2015 Bot Baseline study places the cost of bot fraud at over $7 billion

The study, conducted in conjunction with WhiteOps, shows that despite efforts to reduce the impact of bot fraud, criminal gangs are still managing to game the online advertising industry. Advertisers are being tricked into thinking that real visitors are viewing their adverts and are paying for those visits, when in actual fact a substantial percentage come from bots.

For some companies the losses were shocking. The highest losses were reported to have cost one company $42 million over the course of the year. However, even smaller companies did not escape unscathed. The cost of bot fraud for the least affected advertiser was $250,000.

ANA studied 1,300 advertising campaigns conducted by 49 major companies over a period of two months from August 1, 2015., to September 30, 2015. The results of the study were then extrapolated to provide the cost of bot fraud for 2016.

The study examined more than 10 billion ad impressions to determine the percentage that were real visitors. To distinguish bot visits from the human visits, ANA/WhiteOps added detection tags to the advertising campaigns under study.

The same study was conducted back in 2014 and this year’s results show that virtually nothing has changed, with just a fall in bot fraud of just 0.2% registered. The level of bot fraud has remained constant, although the cost to companies has increased.

In 2014, online advertisers were estimated to have lost around $5 billion to bot fraud, with the rise in cost of bot fraud due to an expected increase in advertising investment over the course of the next 12 months.

Last year, brands suffered an average of $10 million in losses to bot fraud. That’s an average of $10 billion paid to advertise to bots.
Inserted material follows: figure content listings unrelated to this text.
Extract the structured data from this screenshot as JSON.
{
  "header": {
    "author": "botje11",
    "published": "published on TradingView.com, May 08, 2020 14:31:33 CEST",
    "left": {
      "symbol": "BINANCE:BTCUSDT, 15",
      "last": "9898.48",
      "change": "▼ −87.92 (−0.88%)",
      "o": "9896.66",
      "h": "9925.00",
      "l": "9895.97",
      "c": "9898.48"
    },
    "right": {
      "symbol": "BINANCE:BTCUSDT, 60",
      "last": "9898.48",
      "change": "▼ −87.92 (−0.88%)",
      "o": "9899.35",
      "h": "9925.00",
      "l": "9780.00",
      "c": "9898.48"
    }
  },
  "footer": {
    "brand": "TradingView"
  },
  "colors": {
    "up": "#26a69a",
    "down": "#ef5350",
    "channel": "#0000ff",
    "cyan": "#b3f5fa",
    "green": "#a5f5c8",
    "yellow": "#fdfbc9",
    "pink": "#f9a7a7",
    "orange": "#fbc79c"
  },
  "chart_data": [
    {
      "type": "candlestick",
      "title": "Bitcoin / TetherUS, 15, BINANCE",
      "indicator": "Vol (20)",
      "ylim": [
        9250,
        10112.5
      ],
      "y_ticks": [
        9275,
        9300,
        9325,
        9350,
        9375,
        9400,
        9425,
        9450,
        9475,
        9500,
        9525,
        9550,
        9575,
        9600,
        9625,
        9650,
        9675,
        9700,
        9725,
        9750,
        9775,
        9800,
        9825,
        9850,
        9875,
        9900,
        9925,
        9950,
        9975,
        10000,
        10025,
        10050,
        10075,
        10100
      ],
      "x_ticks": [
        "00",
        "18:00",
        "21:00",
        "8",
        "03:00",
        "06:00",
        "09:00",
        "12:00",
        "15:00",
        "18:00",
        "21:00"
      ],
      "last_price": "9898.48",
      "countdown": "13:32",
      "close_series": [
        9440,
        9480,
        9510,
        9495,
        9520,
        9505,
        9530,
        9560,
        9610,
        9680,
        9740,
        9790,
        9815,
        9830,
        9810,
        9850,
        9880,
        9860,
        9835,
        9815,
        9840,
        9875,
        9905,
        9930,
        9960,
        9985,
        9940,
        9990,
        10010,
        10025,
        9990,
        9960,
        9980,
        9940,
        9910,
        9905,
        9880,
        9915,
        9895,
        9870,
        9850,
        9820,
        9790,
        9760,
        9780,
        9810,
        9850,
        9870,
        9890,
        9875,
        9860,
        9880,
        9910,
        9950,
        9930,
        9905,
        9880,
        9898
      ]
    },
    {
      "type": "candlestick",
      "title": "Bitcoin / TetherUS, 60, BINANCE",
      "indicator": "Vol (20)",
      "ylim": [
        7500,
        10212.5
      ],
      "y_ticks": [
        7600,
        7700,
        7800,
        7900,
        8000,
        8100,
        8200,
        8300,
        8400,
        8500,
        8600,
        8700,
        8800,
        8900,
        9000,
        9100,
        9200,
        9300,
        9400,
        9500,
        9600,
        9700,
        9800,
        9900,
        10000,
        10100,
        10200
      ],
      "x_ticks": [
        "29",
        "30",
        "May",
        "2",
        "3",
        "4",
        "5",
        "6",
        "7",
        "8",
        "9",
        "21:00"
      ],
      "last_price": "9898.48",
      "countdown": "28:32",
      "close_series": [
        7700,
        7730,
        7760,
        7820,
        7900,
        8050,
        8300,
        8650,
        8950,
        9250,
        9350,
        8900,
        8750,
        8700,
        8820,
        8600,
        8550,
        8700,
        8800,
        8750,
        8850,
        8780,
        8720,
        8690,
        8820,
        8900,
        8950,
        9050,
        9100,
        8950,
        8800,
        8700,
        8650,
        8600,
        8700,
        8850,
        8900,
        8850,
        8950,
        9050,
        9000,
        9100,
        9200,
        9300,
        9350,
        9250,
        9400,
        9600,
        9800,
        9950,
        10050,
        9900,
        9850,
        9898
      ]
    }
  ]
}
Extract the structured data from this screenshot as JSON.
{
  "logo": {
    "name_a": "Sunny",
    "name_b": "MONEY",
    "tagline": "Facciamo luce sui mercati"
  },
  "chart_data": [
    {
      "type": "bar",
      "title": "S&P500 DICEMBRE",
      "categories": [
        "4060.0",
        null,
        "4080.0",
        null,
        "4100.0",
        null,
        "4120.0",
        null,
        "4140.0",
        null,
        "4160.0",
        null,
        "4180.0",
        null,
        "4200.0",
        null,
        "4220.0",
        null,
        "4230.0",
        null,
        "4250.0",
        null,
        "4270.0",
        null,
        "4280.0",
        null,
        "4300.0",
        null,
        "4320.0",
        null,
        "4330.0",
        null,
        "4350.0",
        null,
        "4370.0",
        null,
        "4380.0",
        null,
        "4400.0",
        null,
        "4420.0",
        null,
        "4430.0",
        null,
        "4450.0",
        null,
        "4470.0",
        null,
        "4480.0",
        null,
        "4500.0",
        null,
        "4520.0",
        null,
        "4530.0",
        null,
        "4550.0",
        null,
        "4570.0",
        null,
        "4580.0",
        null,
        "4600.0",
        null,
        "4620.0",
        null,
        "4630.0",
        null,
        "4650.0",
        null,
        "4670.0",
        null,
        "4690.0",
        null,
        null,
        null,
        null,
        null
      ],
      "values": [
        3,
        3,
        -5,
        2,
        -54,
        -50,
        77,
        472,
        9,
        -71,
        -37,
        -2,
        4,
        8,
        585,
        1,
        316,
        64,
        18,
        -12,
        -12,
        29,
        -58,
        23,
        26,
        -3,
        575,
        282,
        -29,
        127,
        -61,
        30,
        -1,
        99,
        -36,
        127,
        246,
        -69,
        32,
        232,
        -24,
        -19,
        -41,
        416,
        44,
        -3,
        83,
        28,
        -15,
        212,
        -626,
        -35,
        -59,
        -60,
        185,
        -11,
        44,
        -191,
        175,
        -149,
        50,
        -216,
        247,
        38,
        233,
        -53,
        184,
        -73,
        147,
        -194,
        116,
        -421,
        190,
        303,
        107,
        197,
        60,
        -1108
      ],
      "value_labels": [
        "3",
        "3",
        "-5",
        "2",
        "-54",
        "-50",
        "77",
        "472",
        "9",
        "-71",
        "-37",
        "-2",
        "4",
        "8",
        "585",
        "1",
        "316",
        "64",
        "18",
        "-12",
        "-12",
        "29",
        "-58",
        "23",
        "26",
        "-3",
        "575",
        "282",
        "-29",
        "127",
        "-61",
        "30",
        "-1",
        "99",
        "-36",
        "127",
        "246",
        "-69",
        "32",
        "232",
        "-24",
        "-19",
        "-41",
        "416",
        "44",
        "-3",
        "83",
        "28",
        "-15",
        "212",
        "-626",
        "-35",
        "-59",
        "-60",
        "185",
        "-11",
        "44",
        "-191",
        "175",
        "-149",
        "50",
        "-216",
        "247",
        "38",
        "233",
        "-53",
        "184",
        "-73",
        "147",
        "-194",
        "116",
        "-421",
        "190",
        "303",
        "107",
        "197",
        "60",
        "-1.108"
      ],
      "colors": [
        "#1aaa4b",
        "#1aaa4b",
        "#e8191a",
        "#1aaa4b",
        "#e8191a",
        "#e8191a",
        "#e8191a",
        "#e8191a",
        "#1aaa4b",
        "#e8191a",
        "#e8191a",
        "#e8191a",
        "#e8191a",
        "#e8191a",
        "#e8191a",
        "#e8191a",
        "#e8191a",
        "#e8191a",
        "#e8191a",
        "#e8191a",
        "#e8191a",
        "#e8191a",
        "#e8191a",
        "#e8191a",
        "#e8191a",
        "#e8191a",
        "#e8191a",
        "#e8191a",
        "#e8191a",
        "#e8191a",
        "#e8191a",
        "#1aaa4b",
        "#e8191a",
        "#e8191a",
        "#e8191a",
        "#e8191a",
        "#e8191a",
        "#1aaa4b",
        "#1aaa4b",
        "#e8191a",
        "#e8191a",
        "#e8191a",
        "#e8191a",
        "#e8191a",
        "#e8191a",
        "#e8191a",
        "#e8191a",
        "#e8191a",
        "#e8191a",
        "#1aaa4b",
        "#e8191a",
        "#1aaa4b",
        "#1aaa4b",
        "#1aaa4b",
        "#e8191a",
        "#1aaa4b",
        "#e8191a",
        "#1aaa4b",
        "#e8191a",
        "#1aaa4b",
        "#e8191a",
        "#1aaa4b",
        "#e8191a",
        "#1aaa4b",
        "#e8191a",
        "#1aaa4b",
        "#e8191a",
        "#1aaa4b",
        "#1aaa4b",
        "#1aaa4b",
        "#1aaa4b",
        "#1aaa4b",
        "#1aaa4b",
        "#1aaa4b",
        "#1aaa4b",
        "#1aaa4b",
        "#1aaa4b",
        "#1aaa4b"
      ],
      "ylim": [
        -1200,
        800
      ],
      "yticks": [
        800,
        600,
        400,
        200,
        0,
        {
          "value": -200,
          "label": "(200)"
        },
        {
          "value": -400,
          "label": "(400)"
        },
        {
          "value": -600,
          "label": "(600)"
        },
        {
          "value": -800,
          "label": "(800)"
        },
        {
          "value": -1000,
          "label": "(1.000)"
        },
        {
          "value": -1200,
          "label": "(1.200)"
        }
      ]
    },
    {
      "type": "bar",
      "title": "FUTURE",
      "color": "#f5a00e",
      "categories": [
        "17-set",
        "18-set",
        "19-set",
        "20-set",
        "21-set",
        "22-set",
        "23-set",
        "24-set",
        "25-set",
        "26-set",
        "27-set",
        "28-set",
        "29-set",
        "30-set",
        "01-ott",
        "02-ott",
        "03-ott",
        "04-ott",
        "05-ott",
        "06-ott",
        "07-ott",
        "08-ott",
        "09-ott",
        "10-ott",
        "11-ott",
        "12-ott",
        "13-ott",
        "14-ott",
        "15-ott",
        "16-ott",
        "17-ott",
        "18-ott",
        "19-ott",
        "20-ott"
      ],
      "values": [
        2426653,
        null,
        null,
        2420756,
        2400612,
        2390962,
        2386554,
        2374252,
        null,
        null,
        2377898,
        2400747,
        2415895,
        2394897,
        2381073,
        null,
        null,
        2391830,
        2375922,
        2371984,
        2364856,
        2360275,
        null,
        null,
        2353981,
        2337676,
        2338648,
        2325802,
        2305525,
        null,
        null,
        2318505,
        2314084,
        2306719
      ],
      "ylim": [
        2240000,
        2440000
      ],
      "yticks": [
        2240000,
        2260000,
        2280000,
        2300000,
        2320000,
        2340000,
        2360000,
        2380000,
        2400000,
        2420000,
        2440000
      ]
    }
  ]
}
For 25% of companies, 9% of impressions go to non-human traffic.

Methods of bot detection have improved, but they are clearly not having much of an effect on the cost of bot fraud for advertisers. As detection methods improve, bot operators have improved their ability to obfuscate their bot visits.

Unfortunately, it is difficult to distinguish bot traffic from real traffic as more residential IP addresses are being used, and the bots are becoming better at mimicking real browsing habits.